Wednesday, July 18, 2018

Magnitude processing

Most modern NMR experiments are run in a phase sensitive mode, which means that after fourier transformation the peaks require phase correction to become all positive. The HMBC experiment, however, generates signals that cannot all be phased simultaneously. The commonly used solution is magnitude processing.

The figure below shows a region of a HMBC spectrum. The blue contours are positive and the teal ones negative. The peaks are a mix of positive and negative intensity and there is no possible phase correction that could make all the peaks positive. To understand how to make all the peaks positive we need to discuss phase correction a little.


Phase correcting NMR spectra amounts to shuffling data between the orthogonal "real" and "imaginary" spectra so that the real spectrum contains absorptive peaks and the imaginary spectrum contains dispersive peaks. The figure below shows absorptive (blue) and dispersive (red) lorentzian lineshapes.

The two lineshapes are obtained from the two channels used to detect magnetisation precessing in the x-y plane. The channels are 90o out of phase from each other and simply measure the intensity of the signal as it rotates past a fixed point. One can visualize this as resolving the magnetisation vector precessing in the x-y plane into two orthogonal components, one along the x-axis and one along the y-axis. As an alternative to resolving the vector into two components, the magnitude of the vector can be calculated using the Pythagorean theorem and a value that is always positive will be obtained. In the equation below, Ix represents the intensity of the signal along the x-axis, the real signal, and Iy the signal along the y-axis, the imaginary signal.

magnitude = √(Ix2 + Iy2)

Processing NMR spectra in this way is known as "magnitude calculation". For 2D spectra the magnitude calculation can be done in either the horizontal or the vertical dimension. The figure below shows the results of applying a magnitude calculation in the two dimensions of the HMBC spectrum shown at the start of the post. The result of applying a magnitude calculation in F1, or the 13C dimension, is on the left and the result of applying it in F2, or the 1H dimension, on the right.

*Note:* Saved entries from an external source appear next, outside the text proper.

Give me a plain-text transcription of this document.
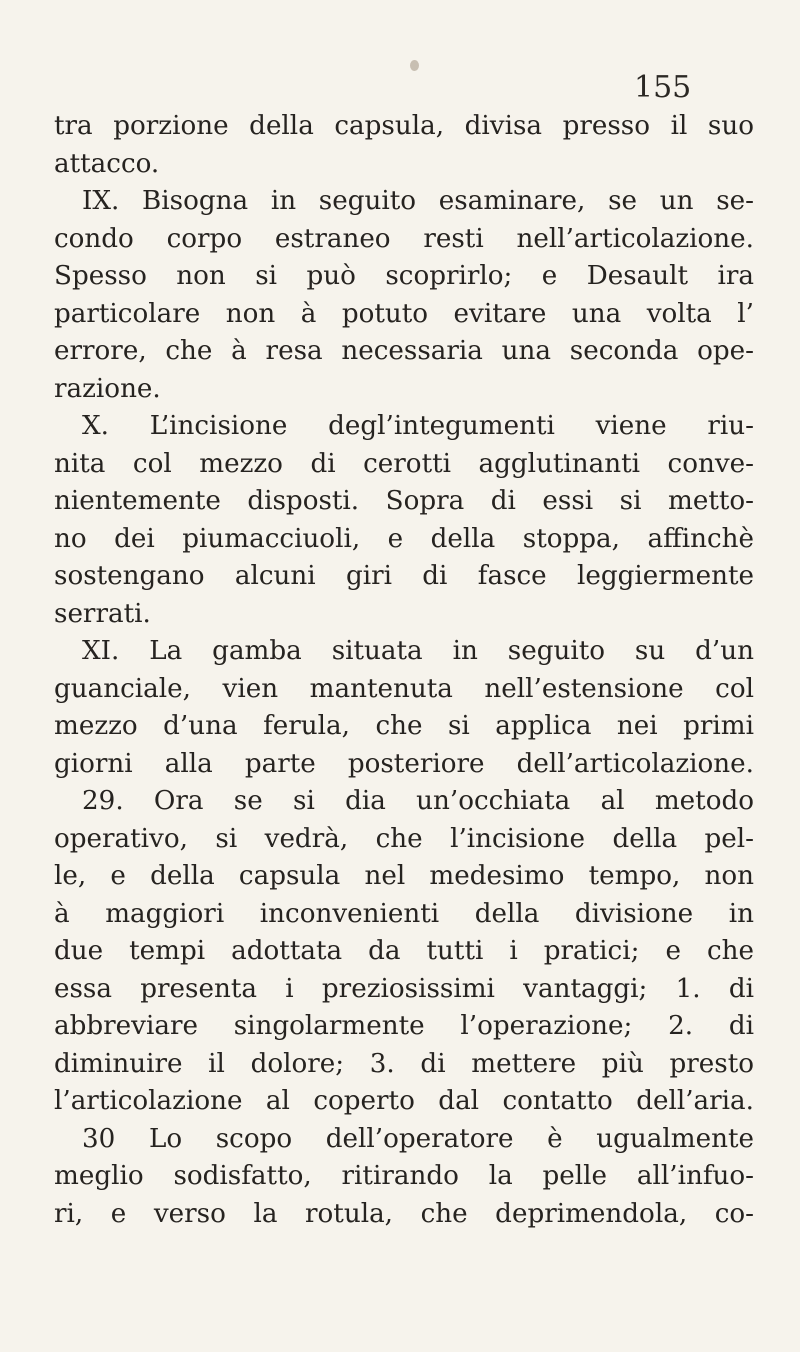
155
tra porzione della capsula, divisa presso il suo
attacco.
IX. Bisogna in seguito esaminare, se un se-
condo corpo estraneo resti nell’articolazione.
Spesso non si può scoprirlo; e Desault ira
particolare non à potuto evitare una volta l’
errore, che à resa necessaria una seconda ope-
razione.
X. L’incisione degl’integumenti viene riu-
nita col mezzo di cerotti agglutinanti conve-
nientemente disposti. Sopra di essi si metto-
no dei piumacciuoli, e della stoppa, affinchè
sostengano alcuni giri di fasce leggiermente
serrati.
XI. La gamba situata in seguito su d’un
guanciale, vien mantenuta nell’estensione col
mezzo d’una ferula, che si applica nei primi
giorni alla parte posteriore dell’articolazione.
29. Ora se si dia un’occhiata al metodo
operativo, si vedrà, che l’incisione della pel-
le, e della capsula nel medesimo tempo, non
à maggiori inconvenienti della divisione in
due tempi adottata da tutti i pratici; e che
essa presenta i preziosissimi vantaggi; 1. di
abbreviare singolarmente l’operazione; 2. di
diminuire il dolore; 3. di mettere più presto
l’articolazione al coperto dal contatto dell’aria.
30 Lo scopo dell’operatore è ugualmente
meglio sodisfatto, ritirando la pelle all’infuo-
ri, e verso la rotula, che deprimendola, co-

In both spectra all the peaks are now positive and appear correctly phased. The MC in F1 spectrum, however, has vertical noise streaks and the peaks are very broad in the 13C dimension. The MC in F2 spectrum looks much better. The problem with applying a magnitude calculation is that the linewidth is greatly increased. Note in the earlier lineshape figure how the dispersive lineshape does not lie on the horizontal axis. Incorporating the dispersive signal from the imaginary spectrum leads to much broader peaks due to the "wings" of the lorentzian lineshape. Applying a magnitude calculation in the F2 dimension does not harm the appearance of the spectrum as much because the resolution in this directly detected dimension is much higher than in the indirect dimension. Even so, the linewidths in the 1H dimension of the MC in F2 spectrum are much larger than those of the original spectrum.

For HMBC spectra the recommended processing scheme is linear prediction, apodization, zero filling and fourier transformation followed by a magnitude calculation in the F2 dimension. In TopSpin, the command "xf2m" will apply a magnitude calculation in F2. HMBC experiments are not the only ones that benefit from applying a magnitude calculation in F2. The standard COSY sequence implemented at the Facility, UCSD_COSY, is not phase sensitive and also needs application of a magnitude calculation in F2 to give reasonable looking spectra.